Marion Barry—the District of Columbia’s rather notorious former mayor and current city councilman—has a knack for making embarrassing and controversial public statements. One of the more recent, spectacularly offensive even by Barry’s standards, was his widely-condemned remark that the city should “do something” about Asian Americans opening up “dirty shops” in his district, and that they “ought to go” to allow African American business owners to “take their places.”


Annoyed that Barry “gets away with this stuff continuously,” local bar owner Tony Tomelden decided to satirize the councilman at his establishment, The Pug, with a sign advertising a new drink special, “Marion Berry’s [sic] Dirty Asian Summer Punch.” The sign was illustrated with an offensive caricature of an Asian man declaring “No tickee, no punchee.” Even assuming the intent of the caricature was to lampoon Barry’s crude and stereotypical views, it’s hard to deny that this was a rather tasteless and poorly thought-out piece of satire. Customers unfamiliar with the controversy over Barry’s remarks would surely be offended by it, and even among those who understood the context, many would doubtless find the use of a racist caricature objectionable regardless of the owner’s ironic intent.
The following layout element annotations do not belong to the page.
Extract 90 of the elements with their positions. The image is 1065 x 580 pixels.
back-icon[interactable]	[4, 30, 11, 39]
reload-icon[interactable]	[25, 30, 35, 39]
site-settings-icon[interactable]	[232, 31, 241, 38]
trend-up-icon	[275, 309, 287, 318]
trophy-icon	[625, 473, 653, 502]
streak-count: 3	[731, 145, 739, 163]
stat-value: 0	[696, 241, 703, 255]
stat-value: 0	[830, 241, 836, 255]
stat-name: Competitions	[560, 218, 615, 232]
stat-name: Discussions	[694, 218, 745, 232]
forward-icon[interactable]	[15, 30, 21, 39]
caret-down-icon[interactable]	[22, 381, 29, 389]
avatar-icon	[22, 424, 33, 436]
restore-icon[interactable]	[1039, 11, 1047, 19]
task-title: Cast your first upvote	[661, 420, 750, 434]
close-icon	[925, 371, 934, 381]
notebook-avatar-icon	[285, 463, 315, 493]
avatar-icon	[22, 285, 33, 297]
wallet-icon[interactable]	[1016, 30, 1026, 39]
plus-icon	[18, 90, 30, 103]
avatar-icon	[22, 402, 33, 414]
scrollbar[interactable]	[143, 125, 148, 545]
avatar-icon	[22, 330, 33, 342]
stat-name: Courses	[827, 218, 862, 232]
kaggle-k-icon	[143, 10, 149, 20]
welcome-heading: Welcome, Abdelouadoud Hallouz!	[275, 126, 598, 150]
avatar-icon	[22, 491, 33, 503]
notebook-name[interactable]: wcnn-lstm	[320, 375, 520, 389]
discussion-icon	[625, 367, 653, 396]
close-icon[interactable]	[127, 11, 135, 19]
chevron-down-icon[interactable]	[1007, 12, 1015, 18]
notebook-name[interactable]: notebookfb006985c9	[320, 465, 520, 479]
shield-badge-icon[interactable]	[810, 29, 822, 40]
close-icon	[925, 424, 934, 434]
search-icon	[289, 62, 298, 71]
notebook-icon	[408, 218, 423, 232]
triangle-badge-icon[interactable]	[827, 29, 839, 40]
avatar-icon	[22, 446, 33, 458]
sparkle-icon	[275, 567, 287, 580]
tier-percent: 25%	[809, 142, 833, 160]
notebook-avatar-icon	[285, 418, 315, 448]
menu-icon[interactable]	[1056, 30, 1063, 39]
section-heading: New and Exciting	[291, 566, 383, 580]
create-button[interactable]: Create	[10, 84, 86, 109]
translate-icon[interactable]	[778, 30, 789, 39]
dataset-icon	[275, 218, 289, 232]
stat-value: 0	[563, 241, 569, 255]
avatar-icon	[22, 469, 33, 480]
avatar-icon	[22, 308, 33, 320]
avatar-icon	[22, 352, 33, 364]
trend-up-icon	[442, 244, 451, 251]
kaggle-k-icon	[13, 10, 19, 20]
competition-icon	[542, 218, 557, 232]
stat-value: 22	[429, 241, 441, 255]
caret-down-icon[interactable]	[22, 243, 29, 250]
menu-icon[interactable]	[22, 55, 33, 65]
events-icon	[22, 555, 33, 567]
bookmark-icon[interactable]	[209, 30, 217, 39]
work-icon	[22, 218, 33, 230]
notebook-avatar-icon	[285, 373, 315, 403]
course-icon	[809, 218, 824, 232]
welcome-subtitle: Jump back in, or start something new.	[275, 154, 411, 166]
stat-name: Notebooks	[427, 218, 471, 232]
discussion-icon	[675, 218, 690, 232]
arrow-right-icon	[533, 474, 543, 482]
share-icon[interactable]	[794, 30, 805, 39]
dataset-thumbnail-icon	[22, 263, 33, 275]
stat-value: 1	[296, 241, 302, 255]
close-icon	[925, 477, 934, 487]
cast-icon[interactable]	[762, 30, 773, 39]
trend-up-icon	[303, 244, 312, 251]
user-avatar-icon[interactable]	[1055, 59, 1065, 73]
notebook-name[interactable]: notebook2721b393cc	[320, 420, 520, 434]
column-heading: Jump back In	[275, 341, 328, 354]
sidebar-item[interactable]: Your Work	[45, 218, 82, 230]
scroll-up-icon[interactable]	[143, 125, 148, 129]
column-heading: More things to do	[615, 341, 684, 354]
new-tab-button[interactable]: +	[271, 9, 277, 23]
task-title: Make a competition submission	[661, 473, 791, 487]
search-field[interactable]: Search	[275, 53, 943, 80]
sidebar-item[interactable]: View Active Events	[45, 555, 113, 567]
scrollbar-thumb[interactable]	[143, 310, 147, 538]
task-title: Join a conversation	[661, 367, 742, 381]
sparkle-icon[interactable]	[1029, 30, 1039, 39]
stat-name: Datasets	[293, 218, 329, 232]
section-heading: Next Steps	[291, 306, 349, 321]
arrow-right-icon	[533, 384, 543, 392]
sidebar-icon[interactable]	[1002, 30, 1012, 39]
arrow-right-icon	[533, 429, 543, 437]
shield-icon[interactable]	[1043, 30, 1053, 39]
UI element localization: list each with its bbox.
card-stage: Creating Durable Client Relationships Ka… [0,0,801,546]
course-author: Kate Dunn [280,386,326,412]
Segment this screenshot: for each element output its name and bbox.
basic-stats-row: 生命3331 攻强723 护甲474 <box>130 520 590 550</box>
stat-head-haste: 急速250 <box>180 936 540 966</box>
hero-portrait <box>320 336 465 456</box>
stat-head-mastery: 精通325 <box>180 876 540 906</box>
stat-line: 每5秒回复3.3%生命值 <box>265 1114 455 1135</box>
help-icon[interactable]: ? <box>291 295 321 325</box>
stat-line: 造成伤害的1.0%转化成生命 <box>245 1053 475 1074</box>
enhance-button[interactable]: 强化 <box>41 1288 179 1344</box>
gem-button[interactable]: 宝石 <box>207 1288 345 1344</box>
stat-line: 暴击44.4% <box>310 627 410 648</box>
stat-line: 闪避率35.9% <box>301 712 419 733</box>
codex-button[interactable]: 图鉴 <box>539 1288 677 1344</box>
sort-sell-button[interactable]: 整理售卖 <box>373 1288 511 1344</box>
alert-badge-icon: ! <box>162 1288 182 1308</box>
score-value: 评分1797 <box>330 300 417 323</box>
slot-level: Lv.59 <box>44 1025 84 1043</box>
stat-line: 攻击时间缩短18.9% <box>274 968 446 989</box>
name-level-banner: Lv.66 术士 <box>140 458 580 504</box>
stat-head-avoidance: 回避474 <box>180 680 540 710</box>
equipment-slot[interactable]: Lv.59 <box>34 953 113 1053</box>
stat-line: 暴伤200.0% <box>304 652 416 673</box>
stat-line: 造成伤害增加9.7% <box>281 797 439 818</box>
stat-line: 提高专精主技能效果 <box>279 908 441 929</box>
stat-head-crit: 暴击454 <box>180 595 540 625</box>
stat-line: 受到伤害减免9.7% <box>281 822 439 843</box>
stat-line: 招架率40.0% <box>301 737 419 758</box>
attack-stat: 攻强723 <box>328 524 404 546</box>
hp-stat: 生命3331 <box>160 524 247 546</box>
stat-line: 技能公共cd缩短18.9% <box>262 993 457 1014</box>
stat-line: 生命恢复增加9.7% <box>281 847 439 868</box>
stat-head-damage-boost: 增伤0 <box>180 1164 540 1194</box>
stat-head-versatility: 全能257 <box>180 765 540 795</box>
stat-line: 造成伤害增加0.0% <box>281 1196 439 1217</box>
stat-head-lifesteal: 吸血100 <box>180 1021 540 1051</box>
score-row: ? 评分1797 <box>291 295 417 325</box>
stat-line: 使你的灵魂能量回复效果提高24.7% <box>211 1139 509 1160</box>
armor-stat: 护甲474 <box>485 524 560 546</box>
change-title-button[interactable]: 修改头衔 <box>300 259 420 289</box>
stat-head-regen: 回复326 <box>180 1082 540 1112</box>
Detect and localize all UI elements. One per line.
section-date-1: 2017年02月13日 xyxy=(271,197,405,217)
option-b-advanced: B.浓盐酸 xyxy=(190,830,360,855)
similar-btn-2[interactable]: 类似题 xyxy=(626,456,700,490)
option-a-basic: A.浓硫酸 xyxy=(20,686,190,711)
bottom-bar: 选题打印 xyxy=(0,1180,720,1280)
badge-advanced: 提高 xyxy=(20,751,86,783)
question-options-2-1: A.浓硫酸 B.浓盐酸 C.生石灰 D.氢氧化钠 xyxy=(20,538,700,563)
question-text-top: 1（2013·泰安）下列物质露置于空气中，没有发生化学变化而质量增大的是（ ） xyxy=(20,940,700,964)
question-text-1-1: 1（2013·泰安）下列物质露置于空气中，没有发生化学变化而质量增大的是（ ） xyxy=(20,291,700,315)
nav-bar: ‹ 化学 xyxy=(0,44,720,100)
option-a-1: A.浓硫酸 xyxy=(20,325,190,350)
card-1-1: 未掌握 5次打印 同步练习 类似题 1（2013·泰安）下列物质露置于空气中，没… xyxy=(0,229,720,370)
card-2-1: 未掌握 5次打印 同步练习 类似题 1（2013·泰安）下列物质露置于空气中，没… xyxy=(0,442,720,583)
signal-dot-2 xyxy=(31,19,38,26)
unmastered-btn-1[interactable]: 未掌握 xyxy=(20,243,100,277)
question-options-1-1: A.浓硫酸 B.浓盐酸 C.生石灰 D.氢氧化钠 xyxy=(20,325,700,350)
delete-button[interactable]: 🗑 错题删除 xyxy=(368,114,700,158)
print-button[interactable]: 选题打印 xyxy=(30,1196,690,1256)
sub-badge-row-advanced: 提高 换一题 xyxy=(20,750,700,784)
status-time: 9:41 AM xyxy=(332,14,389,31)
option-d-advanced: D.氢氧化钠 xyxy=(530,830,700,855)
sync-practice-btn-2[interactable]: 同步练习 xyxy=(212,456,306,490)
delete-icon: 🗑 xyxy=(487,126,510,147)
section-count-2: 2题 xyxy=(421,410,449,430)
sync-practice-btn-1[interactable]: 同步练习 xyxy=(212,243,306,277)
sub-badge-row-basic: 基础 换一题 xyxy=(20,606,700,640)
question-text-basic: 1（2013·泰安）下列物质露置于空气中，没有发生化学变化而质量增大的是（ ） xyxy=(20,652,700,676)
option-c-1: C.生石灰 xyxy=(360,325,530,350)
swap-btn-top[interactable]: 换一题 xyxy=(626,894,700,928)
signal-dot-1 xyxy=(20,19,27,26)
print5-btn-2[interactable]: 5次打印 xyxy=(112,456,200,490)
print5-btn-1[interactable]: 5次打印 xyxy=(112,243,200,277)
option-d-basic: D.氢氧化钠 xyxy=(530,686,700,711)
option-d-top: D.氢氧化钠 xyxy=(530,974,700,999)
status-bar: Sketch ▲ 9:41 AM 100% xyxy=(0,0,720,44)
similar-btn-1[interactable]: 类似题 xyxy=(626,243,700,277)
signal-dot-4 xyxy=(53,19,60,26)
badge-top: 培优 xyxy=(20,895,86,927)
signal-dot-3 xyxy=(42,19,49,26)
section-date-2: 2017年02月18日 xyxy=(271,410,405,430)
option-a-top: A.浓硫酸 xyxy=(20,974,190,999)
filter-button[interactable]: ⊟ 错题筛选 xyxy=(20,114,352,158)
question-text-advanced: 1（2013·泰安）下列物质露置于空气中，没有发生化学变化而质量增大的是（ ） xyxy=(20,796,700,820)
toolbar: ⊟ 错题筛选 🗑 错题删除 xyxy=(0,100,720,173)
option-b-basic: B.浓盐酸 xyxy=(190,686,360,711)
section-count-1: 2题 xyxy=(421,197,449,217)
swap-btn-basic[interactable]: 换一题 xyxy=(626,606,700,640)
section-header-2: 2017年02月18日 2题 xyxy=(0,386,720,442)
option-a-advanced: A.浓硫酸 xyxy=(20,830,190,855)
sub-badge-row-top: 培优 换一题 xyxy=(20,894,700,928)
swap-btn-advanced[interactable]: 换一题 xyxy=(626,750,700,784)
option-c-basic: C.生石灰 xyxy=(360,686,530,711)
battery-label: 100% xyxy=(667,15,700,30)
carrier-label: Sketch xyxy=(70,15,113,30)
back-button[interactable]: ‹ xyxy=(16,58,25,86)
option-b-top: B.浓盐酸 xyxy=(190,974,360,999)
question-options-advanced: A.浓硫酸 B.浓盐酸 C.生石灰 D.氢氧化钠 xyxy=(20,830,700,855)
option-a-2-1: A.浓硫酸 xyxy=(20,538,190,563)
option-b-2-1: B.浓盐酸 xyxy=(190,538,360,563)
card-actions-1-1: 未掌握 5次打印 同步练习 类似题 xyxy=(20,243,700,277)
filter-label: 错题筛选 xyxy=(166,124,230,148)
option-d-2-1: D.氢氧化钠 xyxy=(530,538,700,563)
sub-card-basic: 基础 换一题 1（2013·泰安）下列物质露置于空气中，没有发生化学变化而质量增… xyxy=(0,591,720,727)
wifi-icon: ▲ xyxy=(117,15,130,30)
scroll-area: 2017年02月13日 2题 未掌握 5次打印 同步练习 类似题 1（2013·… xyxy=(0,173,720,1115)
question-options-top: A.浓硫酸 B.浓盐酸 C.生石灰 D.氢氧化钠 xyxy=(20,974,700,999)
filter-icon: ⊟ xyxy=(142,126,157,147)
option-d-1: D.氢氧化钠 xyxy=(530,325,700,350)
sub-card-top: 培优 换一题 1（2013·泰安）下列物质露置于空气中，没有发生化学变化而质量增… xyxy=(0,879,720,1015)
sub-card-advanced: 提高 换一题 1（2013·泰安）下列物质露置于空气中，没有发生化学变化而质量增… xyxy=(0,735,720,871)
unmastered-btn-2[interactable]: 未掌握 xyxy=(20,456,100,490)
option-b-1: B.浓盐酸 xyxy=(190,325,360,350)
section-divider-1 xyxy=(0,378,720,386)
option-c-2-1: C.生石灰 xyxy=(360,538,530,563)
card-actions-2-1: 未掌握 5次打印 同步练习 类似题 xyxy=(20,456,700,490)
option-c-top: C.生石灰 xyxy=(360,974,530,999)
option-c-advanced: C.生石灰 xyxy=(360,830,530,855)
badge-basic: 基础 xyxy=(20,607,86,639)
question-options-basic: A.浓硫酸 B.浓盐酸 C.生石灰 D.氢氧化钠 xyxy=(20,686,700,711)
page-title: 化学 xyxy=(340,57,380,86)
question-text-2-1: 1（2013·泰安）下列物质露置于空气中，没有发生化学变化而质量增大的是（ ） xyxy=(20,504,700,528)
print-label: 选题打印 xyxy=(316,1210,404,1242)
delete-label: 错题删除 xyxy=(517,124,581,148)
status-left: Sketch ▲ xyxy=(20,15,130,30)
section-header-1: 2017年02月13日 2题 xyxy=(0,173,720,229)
But does that mean it should be illegal?


In a society governed by the First Amendment, there’s no place for government bureaucrats to determine which satires of public officials are acceptable and which are so offensive they should be met with the threat of legal sanctions. Yet that’s just what the D.C. Commission on Human Rights has presumed to do, invoking a section of the city’s Human Rights Act which makes it illegal to post any sign at a business indicating that members of any minority group are unwelcome as customers. In the Commission’s view, apparently, the statute doesn’t just bar straightforward declarations that some people will not be served, but gives them veto power over any sign—including political satire—that its members deem “not demonstrative of the shared values and practices that make the District a fully inclusive environment for all residents and visitors.” That’s a bridge too far.


Maybe this sign is a bad and inept political satire; maybe it’s tasteless, or offensive; and maybe it fails to get its intended message across clearly—making it easy to interpret as an expression of racism rather than a criticism or spoof of it. But for legal purposes, that shouldn’t matter, because the point of the First Amendment is that government officials don’t get to make that judgment call—especially when the target of that satire is another local official. And the Constitution prohibits granting them that power through an overbroad interpretation of anti-discrimination rules just as surely as it prohibits doing so directly and overtly with censorship legislation. Otherwise any political speech someone thinks could make members of a particular group uncomfortable—a sign opposing gay marriage? a sign supporting it?—becomes vulnerable. Legal equality cannot become a pretext for bureaucratic censorship, as certainly seems to have occurred here.